As we traversed another of these tropical demi-paradises, I wondered what kind of sentients lived here. I was reluctant to conclude from the fact that I hadn’t seen a single humanoid flitting among the bushes that these systems were just gargantuan vivaria. Clearly the invaders hadn’t colonized these levels to any significant extent, but they could easily have built themselves a reputation for violence sufficient to make the locals very discreet. I fantasized about peaceful pygmies, tribes of lotus eaters, and about clever fellows who had invented musical instruments in order to charm the butterflies and the bees.
Further down, things got stranger still. I was glad to find that there wasn’t a simple temperature cline determining the distribution of levels. Had it been the case that the levels started at absolute zero and had got so hot by fifty that they could no longer sustain life, I would have become pessimistic about the prospect of finding much more of interest. But the gravity had barely begun to weaken here, and I knew that the balmy arena in which I’d fought my duel with Amara Guur was much lower down.
Below the tropical regions there were cooler ones whose life-systems seemed much less fervent. Some looked ripe for colonization, but showed even less evidence of invader penetration than the tropical hothouses—and the invaders we did see were mostly wearing masks and protective clothing. We weren’t—but we were in a vehicle that I judged to be very tightly sealed.

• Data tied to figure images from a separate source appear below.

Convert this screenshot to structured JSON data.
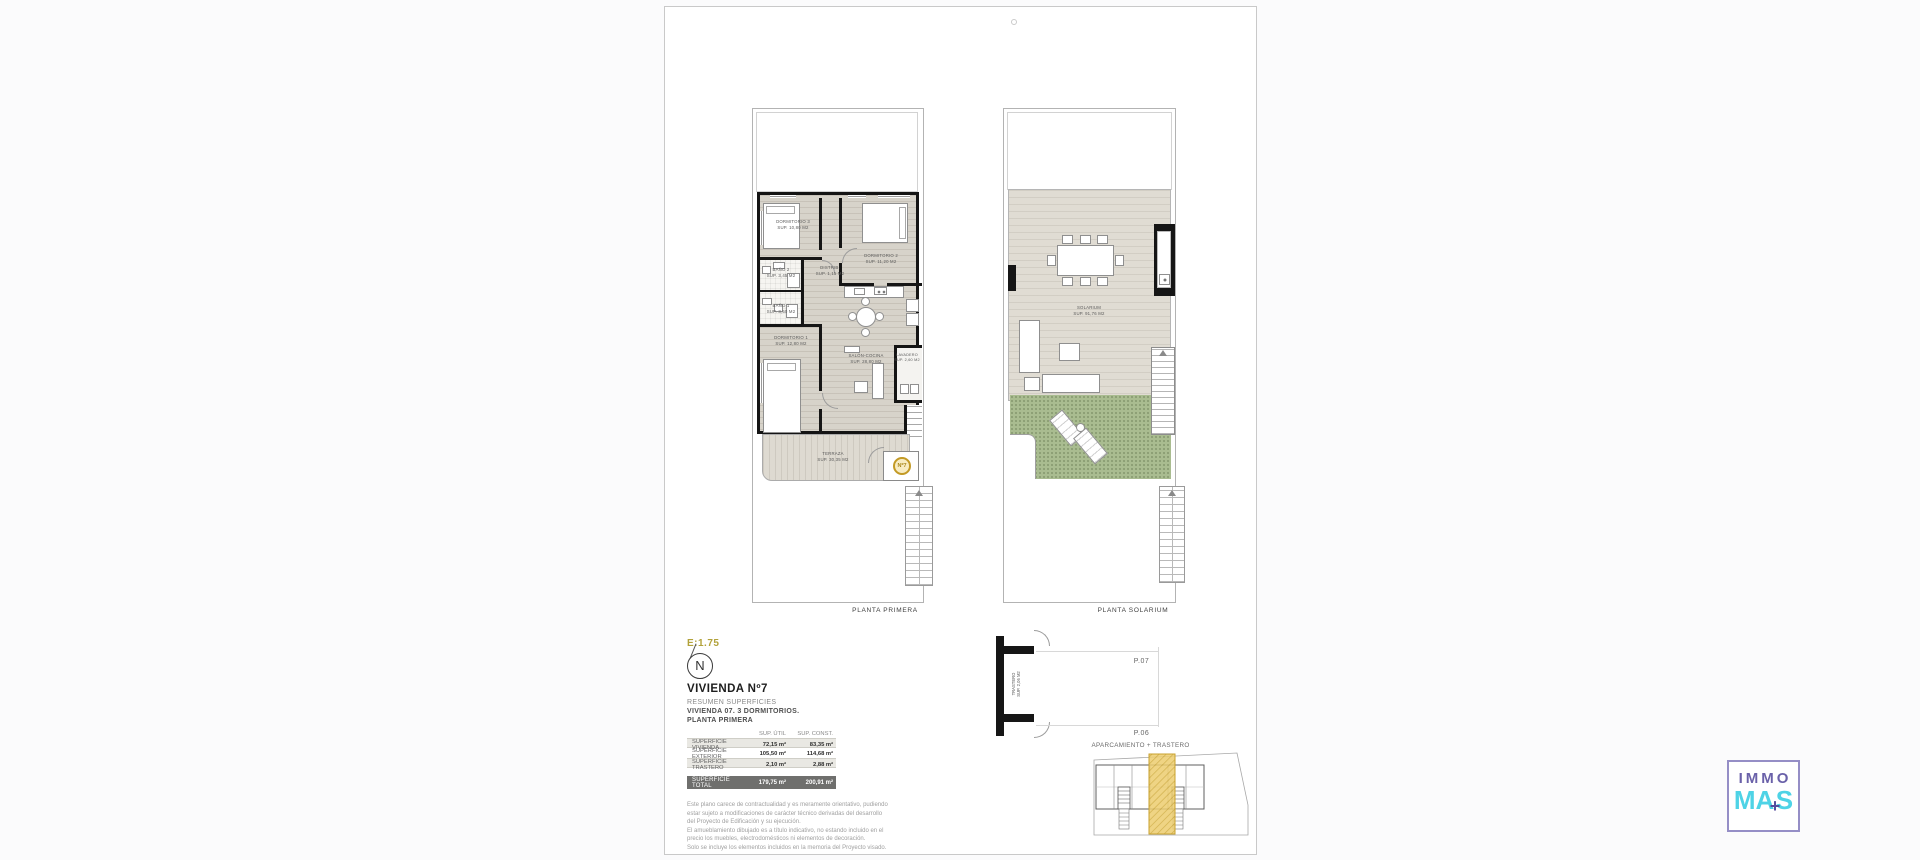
{
  "page": {
    "plans": {
      "primera": {
        "title": "PLANTA PRIMERA",
        "rooms": {
          "dorm3": {
            "name": "DORMITORIO 3",
            "sup": "SUP. 10,80 M2"
          },
          "dorm2": {
            "name": "DORMITORIO 2",
            "sup": "SUP. 11,20 M2"
          },
          "bano2": {
            "name": "BAÑO 2",
            "sup": "SUP. 3,45 M2"
          },
          "distrib": {
            "name": "DISTRIB.",
            "sup": "SUP. 1,15 M2"
          },
          "bano1": {
            "name": "BAÑO 1",
            "sup": "SUP. 3,50 M2"
          },
          "dorm1": {
            "name": "DORMITORIO 1",
            "sup": "SUP. 12,80 M2"
          },
          "salon": {
            "name": "SALÓN-COCINA",
            "sup": "SUP. 28,80 M2"
          },
          "lavadero": {
            "name": "LAVADERO",
            "sup": "SUP. 2,60 M2"
          },
          "terraza": {
            "name": "TERRAZA",
            "sup": "SUP. 30,35 M2"
          }
        },
        "unit_badge": "Nº7"
      },
      "solarium": {
        "title": "PLANTA SOLARIUM",
        "rooms": {
          "solarium": {
            "name": "SOLARIUM",
            "sup": "SUP. 91,76 M2"
          }
        }
      }
    },
    "scale_label": "E:1.75",
    "compass_letter": "N",
    "summary": {
      "title": "VIVIENDA Nº7",
      "subtitle": "RESUMEN SUPERFICIES",
      "line_unit": "VIVIENDA 07. 3 DORMITORIOS.",
      "line_floor": "PLANTA PRIMERA",
      "table": {
        "col_util": "SUP. ÚTIL",
        "col_const": "SUP. CONST.",
        "rows": [
          {
            "label": "SUPERFICIE VIVIENDA",
            "util": "72,15 m²",
            "constr": "83,35 m²"
          },
          {
            "label": "SUPERFICIE EXTERIOR",
            "util": "105,50 m²",
            "constr": "114,68 m²"
          },
          {
            "label": "SUPERFICIE TRASTERO",
            "util": "2,10 m²",
            "constr": "2,88 m²"
          }
        ],
        "total": {
          "label": "SUPERFICIE TOTAL",
          "util": "179,75 m²",
          "constr": "200,91 m²"
        }
      },
      "disclaimer": [
        "Este plano carece de contractualidad y es meramente orientativo, pudiendo",
        "estar sujeto a modificaciones de carácter técnico derivadas del desarrollo",
        "del Proyecto de Edificación y su ejecución.",
        "El amueblamiento dibujado es a título indicativo, no estando incluido en el",
        "precio los muebles, electrodomésticos ni elementos de decoración.",
        "Solo se incluye los elementos incluidos en la memoria del Proyecto visado."
      ]
    },
    "storage_detail": {
      "room": "TRASTERO",
      "sup": "SUP. 2,06 M2",
      "space_top": "P.07",
      "space_bottom": "P.06",
      "title": "APARCAMIENTO + TRASTERO"
    }
  },
  "logo": {
    "line1": "IMMO",
    "mas_left": "MA",
    "plus": "+",
    "mas_right": "S"
  },
  "colors": {
    "highlight_yellow": "#eccd6f",
    "badge_gold": "#c9a22c",
    "logo_purple": "#6a61a9",
    "logo_cyan": "#4ed3e6",
    "plan_green": "#a9bc90",
    "scale_olive": "#b2a23a"
  }
}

My companions wouldn’t tell me what it was about levels forty-three and forty-five which made them so hostile to invasion even though they looked so innocent, but the masks and suits brought to mind rumours of galactic explorers who’d found lush worlds which turned out to be biochemically booby-trapped in some way. Where many humanoid species are gathered together, travelers’ tales are a penny a hundred, and only one in a hundred has a grain of truth in it, but I’d listened to a lot of them, partly because they were fun and partly because they did at least convey some sense of the strangeness of the universe.